Via the Funambulist I’ve stumbled across an early film by the young Peter Watkins, The diary of an unknown soldier. Made in 1959 when Watkins was just 24, six years before The War Game, it recounts – in what was to become Watkins’ signature documentary style – the last, desperate hours before a young soldier on the Western Front goes into combat for the first time.
This is how Watkins himself tells the story behind the film:
In the mid 1950s, I underwent compulsory military service in Britain. Managing to avoid being sent on a draft to fight the Mau-Mau in Kenya, I landed a clerical post in Canterbury, Kent, where I fortunately met a group of people running an amateur theatre group called ‘Playcraft’. This group regularly staged a series of very clever productions in the small living room of Alan and June Gray – with Alan and Anne Pope, Stan and Phyllis Mercer, and other friends who acted, helped with designs and sets, and invited the local audience to the twenty or so seats tightly crammed into the room. A drama student bitten by the ‘acting bug’ in London before my military service, I acted in several of Playcraft’s productions – including in R.C. Sheriff’s anti-war drama, Journey’s End, set in the trenches during World War I. Immediately following my release from the army, I was bitten by another – amateur filmmaking – ‘bug’, and acquired a Bolex spring-driven 8mm camera…
By 1959, while Watkins was working as an assistant film editor at ‘World Wide Pictures’, alongside a number of documentary filmmakers from the old Crown Film Unit, he wrote the script for ‘The Diary of an Unknown Soldier’. Here it is (the narrator is Watkins himself):
The film is remarkably effective at conveying the visceral nature of the landscape of fear confronting the anonymous young man – the shattered branches that turn into sharp bayonets – but above at showing the materiality and corporeality of the violence that was to come. As Léopold Lambert notes, ‘the way the body is filmed and described in the script is remarkable as it heavily insists on the fact that war for soldiers — in opposition to high-rank[ing] officers — is essentially a matter of bodies: their movement, their combination with the bullets and bombs trajectories and their relationship to the ground — in that case, the mud.’
Watkins was hired by the BBC’s documentary department in 1963, and the rest is indeed history…
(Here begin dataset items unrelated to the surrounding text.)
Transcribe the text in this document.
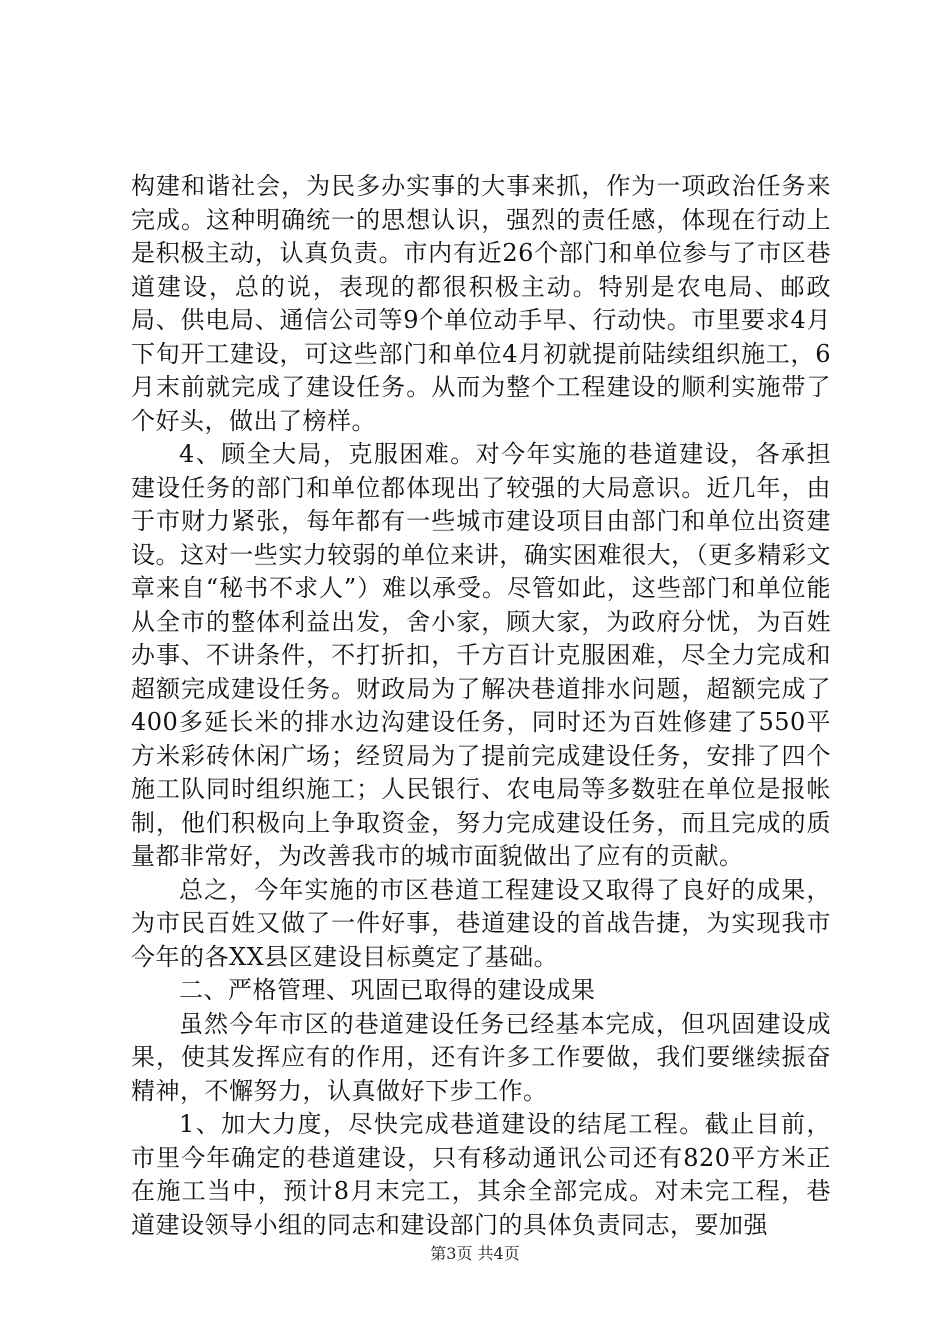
构建和谐社会，为民多办实事的大事来抓，作为一项政治任务来完成。这种明确统一的思想认识，强烈的责任感，体现在行动上是积极主动，认真负责。市内有近26个部门和单位参与了市区巷道建设，总的说，表现的都很积极主动。特别是农电局、邮政局、供电局、通信公司等9个单位动手早、行动快。市里要求4月下旬开工建设，可这些部门和单位4月初就提前陆续组织施工，6月末前就完成了建设任务。从而为整个工程建设的顺利实施带了个好头，做出了榜样。

4、顾全大局，克服困难。对今年实施的巷道建设，各承担建设任务的部门和单位都体现出了较强的大局意识。近几年，由于市财力紧张，每年都有一些城市建设项目由部门和单位出资建设。这对一些实力较弱的单位来讲，确实困难很大，（更多精彩文章来自“秘书不求人”）难以承受。尽管如此，这些部门和单位能从全市的整体利益出发，舍小家，顾大家，为政府分忧，为百姓办事、不讲条件，不打折扣，千方百计克服困难，尽全力完成和超额完成建设任务。财政局为了解决巷道排水问题，超额完成了400多延长米的排水边沟建设任务，同时还为百姓修建了550平方米彩砖休闲广场；经贸局为了提前完成建设任务，安排了四个施工队同时组织施工；人民银行、农电局等多数驻在单位是报帐制，他们积极向上争取资金，努力完成建设任务，而且完成的质量都非常好，为改善我市的城市面貌做出了应有的贡献。

总之，今年实施的市区巷道工程建设又取得了良好的成果，为市民百姓又做了一件好事，巷道建设的首战告捷，为实现我市今年的各XX县区建设目标奠定了基础。

二、严格管理、巩固已取得的建设成果

虽然今年市区的巷道建设任务已经基本完成，但巩固建设成果，使其发挥应有的作用，还有许多工作要做，我们要继续振奋精神，不懈努力，认真做好下步工作。

1、加大力度，尽快完成巷道建设的结尾工程。截止目前，市里今年确定的巷道建设，只有移动通讯公司还有820平方米正在施工当中，预计8月末完工，其余全部完成。对未完工程，巷道建设领导小组的同志和建设部门的具体负责同志，要加强

第3页 共4页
The connections with “Gabriel’s Map” are very clear (at least to me: there are several sequences in which a young subaltern annotates his map). But what about the other ‘unknown soldier’ (or, rather, soldiers)?
The origins of this iconic memorial go back to 1916, when a British Army chaplain serving on the Western front, David Railton, saw one of countless graves on the battlefield at Armentières, this one marked by a simple cross bearing the words: “An unknown British soldier.” He became determined that those un-named soldiers from all over the British Empire who had fallen on the Front should be honoured by a single public memorial in Britain.
Finally, in early November 1920 the body of an un-named soldier was exhumed from each of the four major battlefields – the Aisne, Arras, the Somme and Ypres – and one of them was placed in a coffin and transported to London. On 11 November, two years after the Armistice, the ‘Unknown Warrior’ was re-buried in Westminster Abbey:
Similar memorials were constructed in other European countries, Australia and the United States.
You can find the full, much richer story in Neil Hanson‘s beautifully written and carefully researched The Unknown Soldier (2005), which splices the story of the iconic ‘unknown soldier’ with the stories of three others – British, French and German – who were declared missing during the War.
The classic discussion of some of the wider issues remains Jay Winter‘s Sites of memory, sites of mourning: the Great War in European cultural history (1998), while later this year David Crane promises to provide an account of the personalities and the politics involved in the construction of war graves in Empires of the Dead (2013).